The big 90. It was a very chill day overall since I’m still not really excited over any of this sober process, but I will accept that it is an accomplishment, albeit a small one. I also talked to my psychiatrist about discontinuing the Campral. I stopped the Antabuse around day 70 and was perfectly fine without it, so I’m hoping the same thing will happen again. I presume it will, since as I’ve mentioned, I don’t really have urges or cravings like a normal person.

Over the past few months I’ve had a lot of time to examine my reactions to becoming sober in all its myriad facets, mind, body, emotions, and overall life. I think that for me the equivalent of urges and cravings are wishes. Some part of me hasn’t let go of the times when I could go out and have a good time drinking, not falling or blacking out.

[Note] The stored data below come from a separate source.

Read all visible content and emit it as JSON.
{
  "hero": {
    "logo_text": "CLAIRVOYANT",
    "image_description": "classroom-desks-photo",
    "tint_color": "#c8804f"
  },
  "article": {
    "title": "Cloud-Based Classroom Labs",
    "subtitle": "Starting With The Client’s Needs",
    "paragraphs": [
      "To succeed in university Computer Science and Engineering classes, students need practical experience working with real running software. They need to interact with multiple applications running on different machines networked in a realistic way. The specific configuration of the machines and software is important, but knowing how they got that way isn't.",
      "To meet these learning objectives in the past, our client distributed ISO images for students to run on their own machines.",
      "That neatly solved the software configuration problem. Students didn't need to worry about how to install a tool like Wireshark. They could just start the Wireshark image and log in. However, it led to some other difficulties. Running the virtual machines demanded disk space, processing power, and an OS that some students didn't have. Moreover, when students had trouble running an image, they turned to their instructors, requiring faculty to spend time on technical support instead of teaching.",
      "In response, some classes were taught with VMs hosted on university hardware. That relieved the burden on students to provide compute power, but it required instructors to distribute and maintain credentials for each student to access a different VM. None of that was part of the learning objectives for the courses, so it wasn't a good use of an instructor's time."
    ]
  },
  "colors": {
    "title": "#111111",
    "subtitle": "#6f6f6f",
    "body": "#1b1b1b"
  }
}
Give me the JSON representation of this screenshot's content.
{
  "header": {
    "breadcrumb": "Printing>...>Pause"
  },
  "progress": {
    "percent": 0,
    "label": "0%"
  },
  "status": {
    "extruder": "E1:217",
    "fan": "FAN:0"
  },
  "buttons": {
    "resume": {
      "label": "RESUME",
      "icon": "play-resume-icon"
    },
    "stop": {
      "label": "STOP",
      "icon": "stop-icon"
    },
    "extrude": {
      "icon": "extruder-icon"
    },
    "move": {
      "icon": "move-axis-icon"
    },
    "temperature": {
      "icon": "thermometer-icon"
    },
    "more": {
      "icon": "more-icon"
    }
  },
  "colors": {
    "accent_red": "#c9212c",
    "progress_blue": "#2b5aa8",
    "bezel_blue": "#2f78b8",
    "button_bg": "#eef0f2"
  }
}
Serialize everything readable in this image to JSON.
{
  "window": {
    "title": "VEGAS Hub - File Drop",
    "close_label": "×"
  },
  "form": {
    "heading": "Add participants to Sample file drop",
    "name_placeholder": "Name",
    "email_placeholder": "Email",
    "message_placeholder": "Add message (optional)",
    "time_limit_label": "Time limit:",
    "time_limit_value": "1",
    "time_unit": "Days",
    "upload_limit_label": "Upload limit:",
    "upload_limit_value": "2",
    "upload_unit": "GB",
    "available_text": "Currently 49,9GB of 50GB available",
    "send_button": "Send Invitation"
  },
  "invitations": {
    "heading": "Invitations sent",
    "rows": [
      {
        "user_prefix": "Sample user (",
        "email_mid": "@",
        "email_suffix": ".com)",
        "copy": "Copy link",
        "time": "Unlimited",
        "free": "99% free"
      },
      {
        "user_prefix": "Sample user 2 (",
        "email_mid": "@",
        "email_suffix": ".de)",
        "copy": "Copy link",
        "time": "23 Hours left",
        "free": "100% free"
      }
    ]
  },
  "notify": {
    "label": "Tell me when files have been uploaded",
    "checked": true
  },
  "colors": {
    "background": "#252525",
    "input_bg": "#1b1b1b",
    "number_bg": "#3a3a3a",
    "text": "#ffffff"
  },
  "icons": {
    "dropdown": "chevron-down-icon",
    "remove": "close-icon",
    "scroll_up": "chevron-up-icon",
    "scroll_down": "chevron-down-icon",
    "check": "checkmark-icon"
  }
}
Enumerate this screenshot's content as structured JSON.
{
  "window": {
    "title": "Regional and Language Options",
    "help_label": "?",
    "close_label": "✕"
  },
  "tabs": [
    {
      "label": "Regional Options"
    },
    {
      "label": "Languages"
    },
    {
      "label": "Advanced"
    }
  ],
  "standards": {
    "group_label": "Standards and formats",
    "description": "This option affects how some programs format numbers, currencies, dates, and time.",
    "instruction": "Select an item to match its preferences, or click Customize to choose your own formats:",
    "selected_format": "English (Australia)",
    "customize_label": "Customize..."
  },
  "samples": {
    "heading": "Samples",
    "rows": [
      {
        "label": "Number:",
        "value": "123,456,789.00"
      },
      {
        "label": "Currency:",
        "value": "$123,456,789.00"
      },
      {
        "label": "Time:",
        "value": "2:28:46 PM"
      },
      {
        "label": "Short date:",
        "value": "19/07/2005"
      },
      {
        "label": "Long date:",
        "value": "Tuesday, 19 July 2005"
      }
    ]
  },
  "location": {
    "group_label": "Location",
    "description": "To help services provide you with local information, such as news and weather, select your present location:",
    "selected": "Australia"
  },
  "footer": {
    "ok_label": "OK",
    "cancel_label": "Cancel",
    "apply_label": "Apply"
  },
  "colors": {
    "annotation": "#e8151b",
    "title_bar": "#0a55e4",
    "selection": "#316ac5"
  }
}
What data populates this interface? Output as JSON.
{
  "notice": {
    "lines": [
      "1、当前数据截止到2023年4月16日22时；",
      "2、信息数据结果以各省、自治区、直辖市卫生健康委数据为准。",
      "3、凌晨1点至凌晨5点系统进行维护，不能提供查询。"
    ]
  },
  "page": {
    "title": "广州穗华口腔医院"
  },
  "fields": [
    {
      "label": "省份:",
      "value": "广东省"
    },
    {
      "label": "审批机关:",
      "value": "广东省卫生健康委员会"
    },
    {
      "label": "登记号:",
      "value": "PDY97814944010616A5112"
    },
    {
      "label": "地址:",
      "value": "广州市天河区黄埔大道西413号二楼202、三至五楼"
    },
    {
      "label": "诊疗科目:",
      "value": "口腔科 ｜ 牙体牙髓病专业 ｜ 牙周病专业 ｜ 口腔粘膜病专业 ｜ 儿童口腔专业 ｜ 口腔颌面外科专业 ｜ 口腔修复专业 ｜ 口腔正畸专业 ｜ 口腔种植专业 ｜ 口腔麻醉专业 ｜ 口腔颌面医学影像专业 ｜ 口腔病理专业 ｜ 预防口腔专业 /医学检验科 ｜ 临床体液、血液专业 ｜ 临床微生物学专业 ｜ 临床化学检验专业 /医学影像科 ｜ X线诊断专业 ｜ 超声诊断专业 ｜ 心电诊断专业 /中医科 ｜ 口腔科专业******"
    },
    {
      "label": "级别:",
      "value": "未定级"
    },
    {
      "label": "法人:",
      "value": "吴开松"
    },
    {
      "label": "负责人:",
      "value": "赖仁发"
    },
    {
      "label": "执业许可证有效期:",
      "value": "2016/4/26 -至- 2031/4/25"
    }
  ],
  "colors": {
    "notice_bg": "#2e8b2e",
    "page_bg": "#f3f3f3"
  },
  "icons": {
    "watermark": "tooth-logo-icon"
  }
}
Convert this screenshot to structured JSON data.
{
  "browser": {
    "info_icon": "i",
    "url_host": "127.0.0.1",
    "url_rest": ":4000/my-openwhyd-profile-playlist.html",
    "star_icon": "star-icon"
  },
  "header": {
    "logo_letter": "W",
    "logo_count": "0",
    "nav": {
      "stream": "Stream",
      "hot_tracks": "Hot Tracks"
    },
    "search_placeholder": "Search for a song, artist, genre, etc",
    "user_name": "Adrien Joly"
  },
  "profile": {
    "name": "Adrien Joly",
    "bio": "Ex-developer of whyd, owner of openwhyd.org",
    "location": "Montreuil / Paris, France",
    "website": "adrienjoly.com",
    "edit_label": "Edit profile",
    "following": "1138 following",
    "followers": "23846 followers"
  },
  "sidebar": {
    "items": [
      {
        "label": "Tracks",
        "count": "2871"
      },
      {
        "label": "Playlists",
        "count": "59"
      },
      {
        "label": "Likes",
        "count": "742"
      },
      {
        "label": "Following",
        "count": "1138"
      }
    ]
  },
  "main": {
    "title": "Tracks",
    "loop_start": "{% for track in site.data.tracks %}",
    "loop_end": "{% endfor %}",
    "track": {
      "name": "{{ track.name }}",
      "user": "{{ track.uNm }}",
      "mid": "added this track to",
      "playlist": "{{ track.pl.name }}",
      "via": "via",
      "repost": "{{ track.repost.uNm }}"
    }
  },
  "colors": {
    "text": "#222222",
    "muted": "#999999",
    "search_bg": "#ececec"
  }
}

Or worse, at the end drinking solely at home so that I didn’t accidentally do anything I would regret and not remember. Remembering those feelings, however, quell the wishing rather effectively. I never want to be there again, and physically I know I can’t.

There’s an old saying that if wishes were horses, everyone would ride. I would have a dozen stables just from the past 90 days if that were the case, but I’m learning to live with it. Hopefully this will be another step toward achieving a “normal” life and I need to acknowledge that while parts of the past were great, wishing won’t bring them back. And I will one day be okay with that.